I found PySpark has a method called drop
but it seems it can only drop one column at a time. Any ideas about how to drop multiple columns at the same time?
df.drop(['col1','col2'])
TypeError Traceback (most recent call last)
<ipython-input-96-653b0465e457> in <module>()
----> 1 selectedMachineView = machineView.drop([['GpuName','GPU1_TwoPartHwID']])
/usr/hdp/current/spark-client/python/pyspark/sql/dataframe.pyc in drop(self, col)
1257 jdf = self._jdf.drop(col._jc)
1258 else:
-> 1259 raise TypeError("col should be a string or a Column")

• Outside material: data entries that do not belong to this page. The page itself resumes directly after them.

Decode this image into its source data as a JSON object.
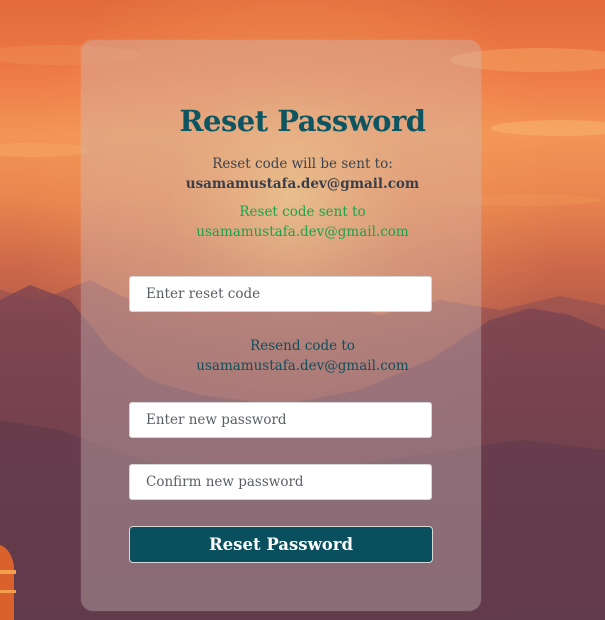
{
  "page": {
    "title": "Reset Password"
  },
  "reset_form": {
    "destination_label": "Reset code will be sent to:",
    "destination_email": "usamamustafa.dev@gmail.com",
    "sent_message_line1": "Reset code sent to",
    "sent_message_line2": "usamamustafa.dev@gmail.com",
    "reset_code_placeholder": "Enter reset code",
    "resend_line1": "Resend code to",
    "resend_line2": "usamamustafa.dev@gmail.com",
    "new_password_placeholder": "Enter new password",
    "confirm_password_placeholder": "Confirm new password",
    "submit_label": "Reset Password"
  },
  "colors": {
    "title": "#0d5560",
    "success": "#1aa34a",
    "link": "#0f4f5c",
    "button": "#0a4f5e"
  }
}
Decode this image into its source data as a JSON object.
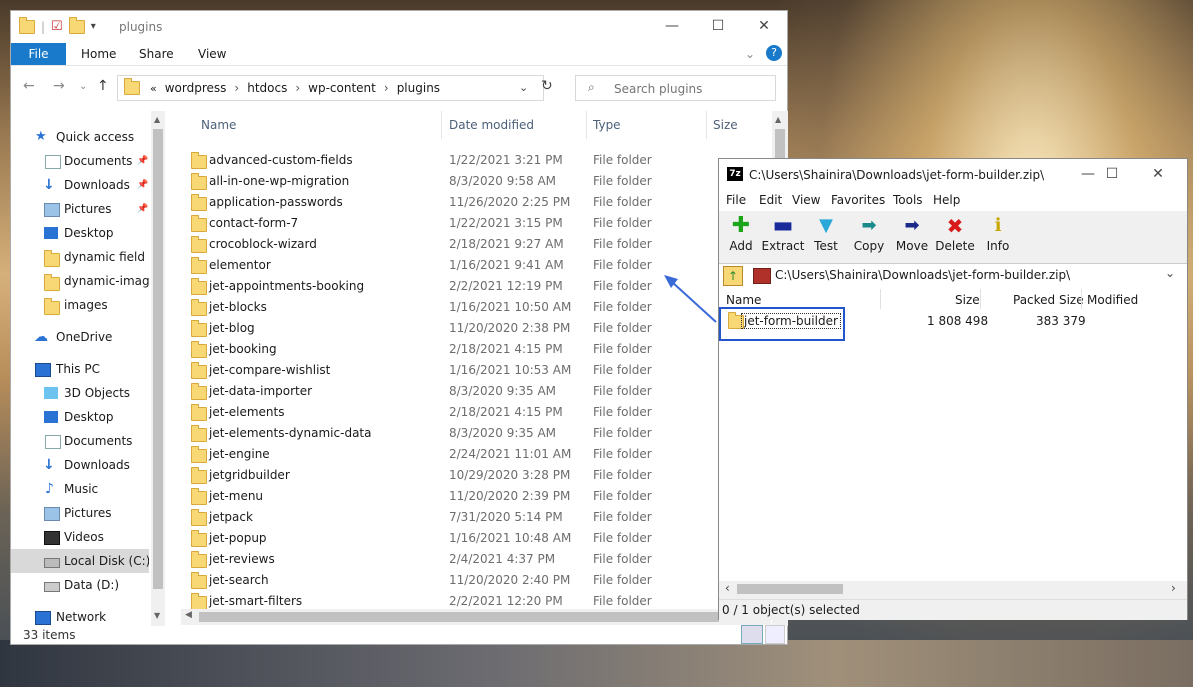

1260 return DataFrame(jdf, self.sql_ctx)
1261
TypeError: col should be a string or a Column
Simply with select
:
df.select([c for c in df.columns if c not in {'GpuName','GPU1_TwoPartHwID'}])

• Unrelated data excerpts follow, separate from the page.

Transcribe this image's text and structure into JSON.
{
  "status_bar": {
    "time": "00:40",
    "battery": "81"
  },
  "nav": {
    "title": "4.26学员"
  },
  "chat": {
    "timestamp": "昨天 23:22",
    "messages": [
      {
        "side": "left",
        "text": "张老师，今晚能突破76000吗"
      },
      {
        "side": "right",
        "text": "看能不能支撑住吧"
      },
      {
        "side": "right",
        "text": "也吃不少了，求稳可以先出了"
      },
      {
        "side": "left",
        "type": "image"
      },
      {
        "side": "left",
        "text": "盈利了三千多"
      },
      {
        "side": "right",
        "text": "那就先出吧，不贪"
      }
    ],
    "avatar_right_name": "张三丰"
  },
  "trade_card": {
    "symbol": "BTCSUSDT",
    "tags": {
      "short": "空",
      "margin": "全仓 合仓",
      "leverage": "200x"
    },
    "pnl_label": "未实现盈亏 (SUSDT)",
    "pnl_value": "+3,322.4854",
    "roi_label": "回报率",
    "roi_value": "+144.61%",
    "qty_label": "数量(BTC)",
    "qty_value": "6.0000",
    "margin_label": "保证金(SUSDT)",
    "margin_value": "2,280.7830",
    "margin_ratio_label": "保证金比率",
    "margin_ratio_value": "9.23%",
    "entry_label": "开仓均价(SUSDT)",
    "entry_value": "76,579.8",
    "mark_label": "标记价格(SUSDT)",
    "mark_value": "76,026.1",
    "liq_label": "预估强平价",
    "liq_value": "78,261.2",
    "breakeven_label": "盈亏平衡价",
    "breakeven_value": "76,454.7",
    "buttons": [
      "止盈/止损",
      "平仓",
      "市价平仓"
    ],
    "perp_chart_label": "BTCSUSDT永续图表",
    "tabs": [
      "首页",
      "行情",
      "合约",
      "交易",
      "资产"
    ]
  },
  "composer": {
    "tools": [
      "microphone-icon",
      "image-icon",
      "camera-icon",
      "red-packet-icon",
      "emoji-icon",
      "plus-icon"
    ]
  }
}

or if you really want to use drop
then reduce
should do the trick:
from functools import reduce
from pyspark.sql import DataFrame
reduce(DataFrame.drop, ['GpuName','GPU1_TwoPartHwID'], df)
Note:
(difference in execution time):
There should be no difference when it comes to data processing time. While these methods generate different logical plans physical plans are exactly the same.
There is a difference however when we analyze driver-side code:
- the first method makes only a single JVM call while the second one has to call JVM for each column that has to be excluded
- the first method generates logical plan which is equivalent to physical plan. In the second case it is rewritten.

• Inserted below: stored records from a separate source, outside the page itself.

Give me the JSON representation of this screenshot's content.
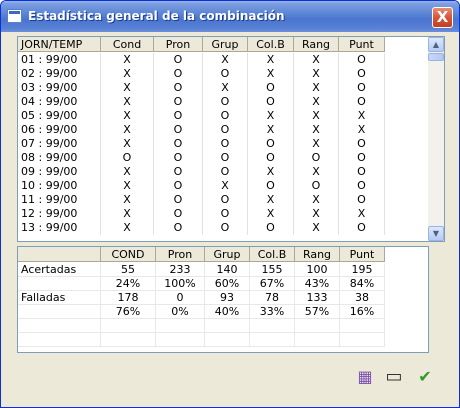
{
  "window": {
    "title": "Estadística general de la combinación",
    "close_label": "X"
  },
  "results_table": {
    "headers": [
      "JORN/TEMP",
      "Cond",
      "Pron",
      "Grup",
      "Col.B",
      "Rang",
      "Punt"
    ],
    "rows": [
      [
        "01 : 99/00",
        "X",
        "O",
        "X",
        "X",
        "X",
        "O"
      ],
      [
        "02 : 99/00",
        "X",
        "O",
        "O",
        "X",
        "X",
        "O"
      ],
      [
        "03 : 99/00",
        "X",
        "O",
        "X",
        "O",
        "X",
        "O"
      ],
      [
        "04 : 99/00",
        "X",
        "O",
        "O",
        "O",
        "X",
        "O"
      ],
      [
        "05 : 99/00",
        "X",
        "O",
        "O",
        "X",
        "X",
        "X"
      ],
      [
        "06 : 99/00",
        "X",
        "O",
        "O",
        "X",
        "X",
        "X"
      ],
      [
        "07 : 99/00",
        "X",
        "O",
        "O",
        "O",
        "X",
        "O"
      ],
      [
        "08 : 99/00",
        "O",
        "O",
        "O",
        "O",
        "O",
        "O"
      ],
      [
        "09 : 99/00",
        "X",
        "O",
        "O",
        "X",
        "X",
        "O"
      ],
      [
        "10 : 99/00",
        "X",
        "O",
        "X",
        "O",
        "O",
        "O"
      ],
      [
        "11 : 99/00",
        "X",
        "O",
        "O",
        "X",
        "X",
        "O"
      ],
      [
        "12 : 99/00",
        "X",
        "O",
        "O",
        "X",
        "X",
        "X"
      ],
      [
        "13 : 99/00",
        "X",
        "O",
        "O",
        "O",
        "X",
        "O"
      ]
    ]
  },
  "summary_table": {
    "headers": [
      "",
      "COND",
      "Pron",
      "Grup",
      "Col.B",
      "Rang",
      "Punt"
    ],
    "rows": [
      [
        "Acertadas",
        "55",
        "233",
        "140",
        "155",
        "100",
        "195"
      ],
      [
        "",
        "24%",
        "100%",
        "60%",
        "67%",
        "43%",
        "84%"
      ],
      [
        "Falladas",
        "178",
        "0",
        "93",
        "78",
        "133",
        "38"
      ],
      [
        "",
        "76%",
        "0%",
        "40%",
        "33%",
        "57%",
        "16%"
      ],
      [
        "",
        "",
        "",
        "",
        "",
        "",
        ""
      ],
      [
        "",
        "",
        "",
        "",
        "",
        "",
        ""
      ]
    ]
  },
  "toolbar": {
    "icons": [
      "calendar-icon",
      "window-icon",
      "checkmark-icon"
    ],
    "calendar_glyph": "▦",
    "window_glyph": "▭",
    "check_glyph": "✔"
  },
  "colors": {
    "titlebar": "#4a75cf",
    "window_bg": "#ece9d8",
    "check": "#2e9a27",
    "calendar": "#7a4fb2"
  }
}
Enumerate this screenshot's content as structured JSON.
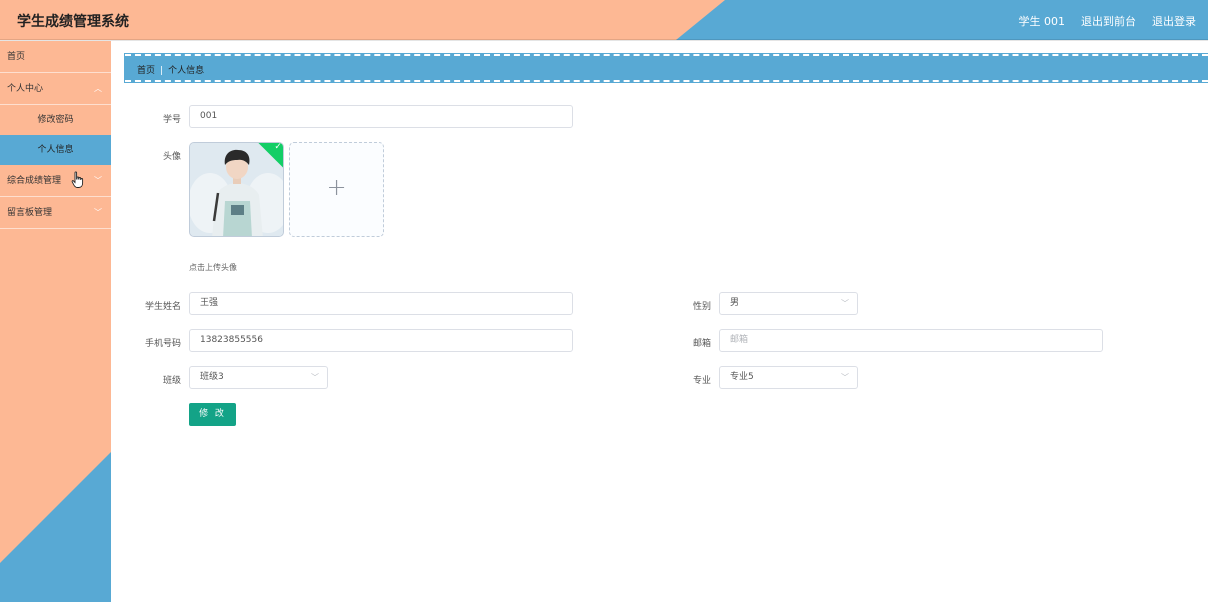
{
  "header": {
    "title": "学生成绩管理系统",
    "user": "学生 001",
    "back_to_front": "退出到前台",
    "logout": "退出登录"
  },
  "sidebar": {
    "items": [
      {
        "label": "首页"
      },
      {
        "label": "个人中心",
        "children": [
          {
            "label": "修改密码"
          },
          {
            "label": "个人信息",
            "active": true
          }
        ]
      },
      {
        "label": "综合成绩管理"
      },
      {
        "label": "留言板管理"
      }
    ]
  },
  "breadcrumb": {
    "home": "首页",
    "current": "个人信息"
  },
  "form": {
    "student_id": {
      "label": "学号",
      "value": "001"
    },
    "avatar": {
      "label": "头像",
      "tip": "点击上传头像"
    },
    "name": {
      "label": "学生姓名",
      "value": "王强"
    },
    "gender": {
      "label": "性别",
      "value": "男"
    },
    "phone": {
      "label": "手机号码",
      "value": "13823855556"
    },
    "email": {
      "label": "邮箱",
      "placeholder": "邮箱"
    },
    "class": {
      "label": "班级",
      "value": "班级3"
    },
    "major": {
      "label": "专业",
      "value": "专业5"
    },
    "submit": "修 改"
  },
  "colors": {
    "accent_blue": "#58a9d4",
    "accent_peach": "#fdb894",
    "button_green": "#13a387"
  }
}
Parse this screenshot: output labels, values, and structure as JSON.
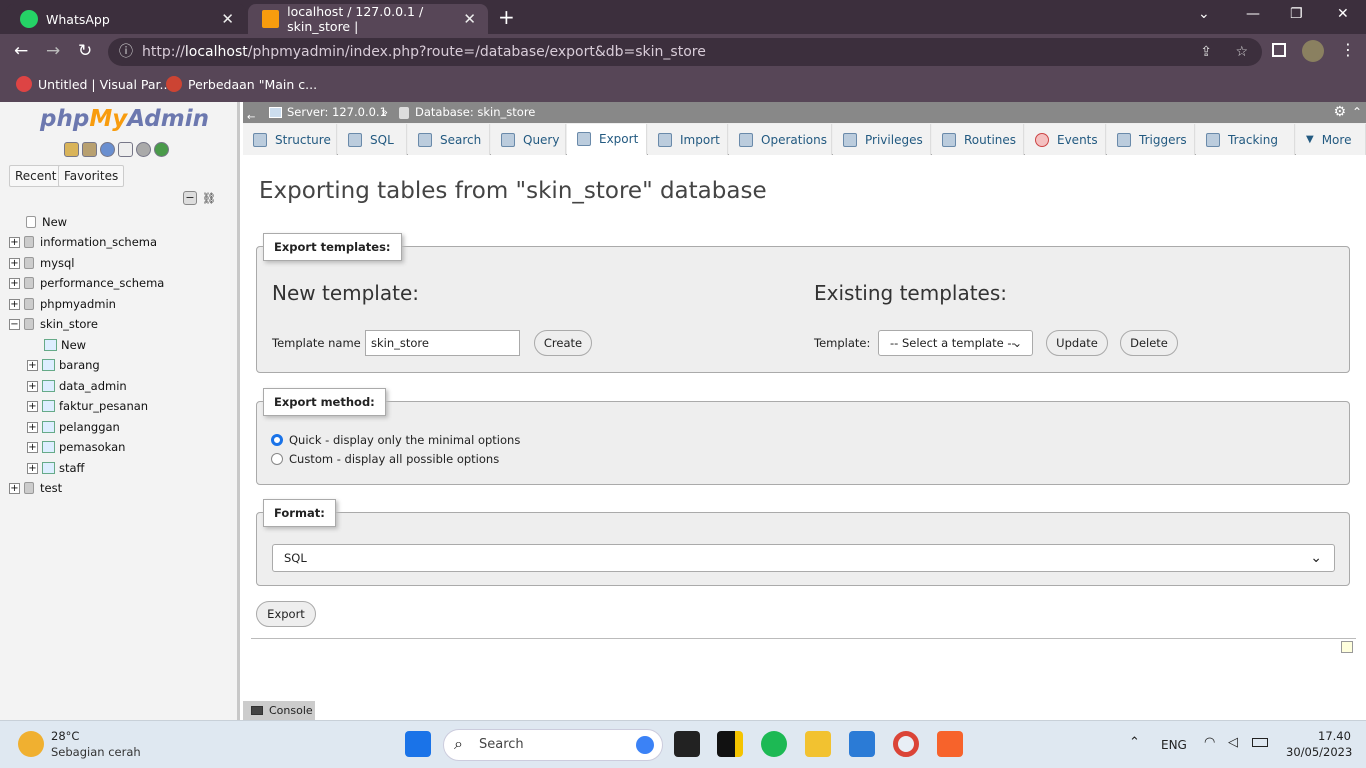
{
  "browser": {
    "tabs": [
      {
        "title": "WhatsApp"
      },
      {
        "title": "localhost / 127.0.0.1 / skin_store |"
      }
    ],
    "url_prefix": "http://",
    "url_host": "localhost",
    "url_path": "/phpmyadmin/index.php?route=/database/export&db=skin_store",
    "bookmarks": [
      "Untitled | Visual Par...",
      "Perbedaan \"Main c..."
    ]
  },
  "sidebar": {
    "logo_php": "php",
    "logo_my": "My",
    "logo_admin": "Admin",
    "tabs": [
      "Recent",
      "Favorites"
    ],
    "tree": [
      {
        "label": "New"
      },
      {
        "label": "information_schema"
      },
      {
        "label": "mysql"
      },
      {
        "label": "performance_schema"
      },
      {
        "label": "phpmyadmin"
      },
      {
        "label": "skin_store"
      },
      {
        "label": "New"
      },
      {
        "label": "barang"
      },
      {
        "label": "data_admin"
      },
      {
        "label": "faktur_pesanan"
      },
      {
        "label": "pelanggan"
      },
      {
        "label": "pemasokan"
      },
      {
        "label": "staff"
      },
      {
        "label": "test"
      }
    ]
  },
  "topbar": {
    "server": "Server: 127.0.0.1",
    "sep": "»",
    "database": "Database: skin_store"
  },
  "tabs": [
    {
      "label": "Structure"
    },
    {
      "label": "SQL"
    },
    {
      "label": "Search"
    },
    {
      "label": "Query"
    },
    {
      "label": "Export"
    },
    {
      "label": "Import"
    },
    {
      "label": "Operations"
    },
    {
      "label": "Privileges"
    },
    {
      "label": "Routines"
    },
    {
      "label": "Events"
    },
    {
      "label": "Triggers"
    },
    {
      "label": "Tracking"
    },
    {
      "label": "More"
    }
  ],
  "main": {
    "title": "Exporting tables from \"skin_store\" database",
    "export_templates": {
      "legend": "Export templates:",
      "new_heading": "New template:",
      "template_name_label": "Template name",
      "template_name_value": "skin_store",
      "create": "Create",
      "existing_heading": "Existing templates:",
      "template_label": "Template:",
      "template_select": "-- Select a template --",
      "update": "Update",
      "delete": "Delete"
    },
    "export_method": {
      "legend": "Export method:",
      "quick": "Quick - display only the minimal options",
      "custom": "Custom - display all possible options"
    },
    "format": {
      "legend": "Format:",
      "value": "SQL"
    },
    "export_button": "Export",
    "console": "Console"
  },
  "taskbar": {
    "temp": "28°C",
    "weather": "Sebagian cerah",
    "search": "Search",
    "lang": "ENG",
    "time": "17.40",
    "date": "30/05/2023"
  }
}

- finally comprehensions are significantly faster in Python than methods like
map
or reduce
- Spark 2.x+ supports multiple columns in
drop
. See SPARK-11884 (Drop multiple columns in the DataFrame API) and SPARK-12204 (Implement drop method for DataFrame in SparkR) for detials.
In PySpark 2.1.0 method drop
supports multiple columns:
PySpark 2.0.2:
DataFrame.drop(col)
PySpark 2.1.0:
DataFrame.drop(*cols)
Example:
df.drop('col1', 'col2')
The right way to do this is:
df.drop(*['col1', 'col2', 'col3'])
The * needs to come outside of the brackets if there are multiple columns to drop.